The ED’s decision to file a new FIR with the Economic Offences Wing (EOW) of the Delhi Police on 3 October has revived the decade-long controversy around the financial restructuring of Associated Journals Ltd (AJL) and the role of the Gandhis in the affairs of Young Indian, the not-for-profit entity that took over AJL’s debts.
The fresh FIR names Sonia Gandhi, Rahul Gandhi, Suman Dubey, Sam Pitroda, Young Indian, Dotex Merchandise Pvt Ltd, Sunil Bhandari, AJL and unidentified persons under IPC provisions relating to cheating, criminal breach of trust, dishonest misappropriation of property and criminal conspiracy, and it alleges that properties allotted to the National Herald at subsidised rates for public purposes were diverted for personal gain, thereby constituting a serious financial offence.

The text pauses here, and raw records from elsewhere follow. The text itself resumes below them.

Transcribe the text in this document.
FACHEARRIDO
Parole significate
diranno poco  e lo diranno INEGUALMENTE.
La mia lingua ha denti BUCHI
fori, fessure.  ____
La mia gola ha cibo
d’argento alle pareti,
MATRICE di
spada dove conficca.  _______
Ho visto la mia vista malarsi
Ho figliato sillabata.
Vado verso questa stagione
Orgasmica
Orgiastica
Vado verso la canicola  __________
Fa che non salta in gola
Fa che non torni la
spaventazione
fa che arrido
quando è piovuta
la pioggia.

The Congress leadership has been maintaining that the ED’s renewed action stems from Singhvi’s courtroom arguments, as his contention that no predicate offence existed under the PMLA framework appeared to expose a significant legal gap in the agency’s earlier case, prompting what the party describes as a retrospective attempt to create a scheduled offence to strengthen the ED’s jurisdiction.
The filing of the new FIR has therefore been interpreted within political circles as a corrective step by the agency, as it seeks to avoid judicial scrutiny of procedural lapses that could weaken its case.
These developments have emerged at a time when the ED’s broader record has come under parliamentary and judicial examination, since minister of state for finance Pankaj Chaudhary placed fresh data in Parliament showing that the agency has recorded 6,312 cases under the PMLA between June 2014 and November 2025, while managing only 120 convictions during that period, and the numbers highlight how the volume of investigations has expanded rapidly after 2019, with annual registrations rising from fewer than 200 cases before that year to well over 500 in 2019–20 and crossing 1,100 in 2021–22.
The minister also stated that closure reports had been filed in 93 cases since August 2019 where no money laundering offence was established, whereas 1,185 cases had been closed between 2005 and mid-2019 before amendments made it mandatory for the ED to report closures before special courts, and the reasons for closure included the termination of the scheduled offence, quashing of predicate cases or findings that no offence under the PMLA had occurred.
The ED’s powers, expanded through amendments introduced by the Modi government, have made the law more stringent, particularly as accused persons must now demonstrate prima facie innocence to secure bail, and critics believe this framework has enabled the agency to target political opponents even as the Supreme Court’s 2022 judgment upholding the amendments remains under reconsideration.